Ganz leer geht der Betroffene/Verteidiger aber ggf. nicht aus:

„aa) Wie jeder Beteiligte, dessen notwendige Auslagen die Landeskasse zu tragen hat, kann der sich selbst verteidigende Rechtsanwalt als Betroffener gemäß § 464a Abs. 2 Nr. 1 StPO i.V.m. § 46 Abs. 1 OWiG auch den Vermögensverlust, der durch notwendige Zeitversäumnis entstanden ist, sowie sonstige, etwa durch die Teilnahme an einem Hauptverhandlungstermin verursachte Auslagen nach den Vorschriften, die für die Entschädigung von Zeugen gelten, erstattet verlangen (BVerfG, NJW 1980, 1677 [BVerfG 26.02.1980 – 2 BvR 752/78] [1678]; LG Zweibrücken, Rpfleger 1983, 330; Meyer-Goßner, a.a.O., § 464a Rdn. 15; Göhler, a.a.O., vor § 105 Rdn. 45).

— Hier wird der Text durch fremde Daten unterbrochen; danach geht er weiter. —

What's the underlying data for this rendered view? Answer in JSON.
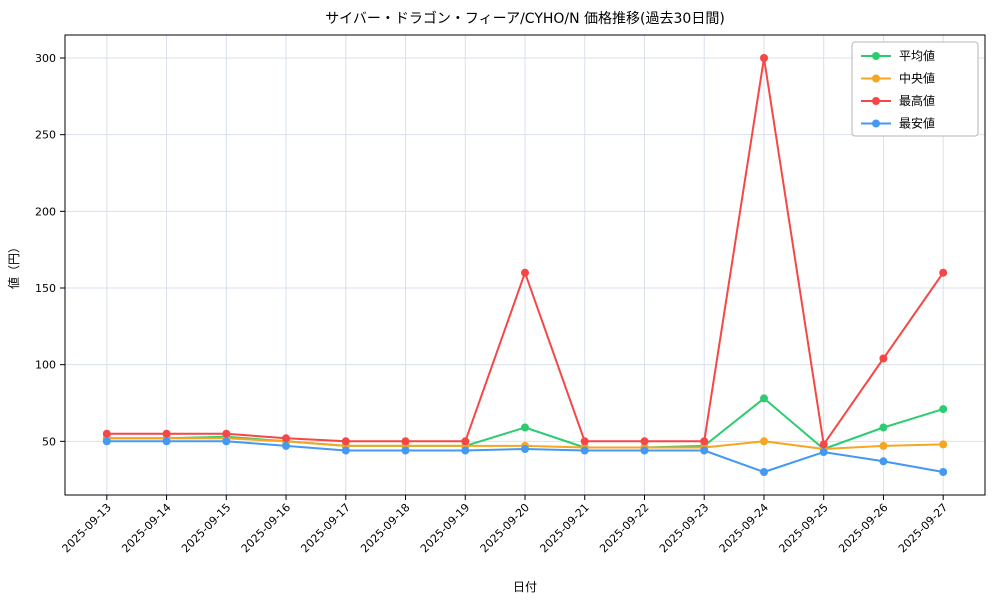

Eine Entschädigung für Verdienstausfall (§ 22 JVEG), Zeitversäumnis (§ 20 JVEG) oder sonstigen Aufwand (§ 19 Abs. 1 Nr. 2 und 3 JVEG i.V.m. §§ 6, 7 JVEG) setzt allerdings jeweils voraus, dass der daraufgerichtete Anspruch gemäß § 2 Abs. 1 Satz JVEG bei der heranziehenden Stelle ordnungsgemäß geltend gemacht wird.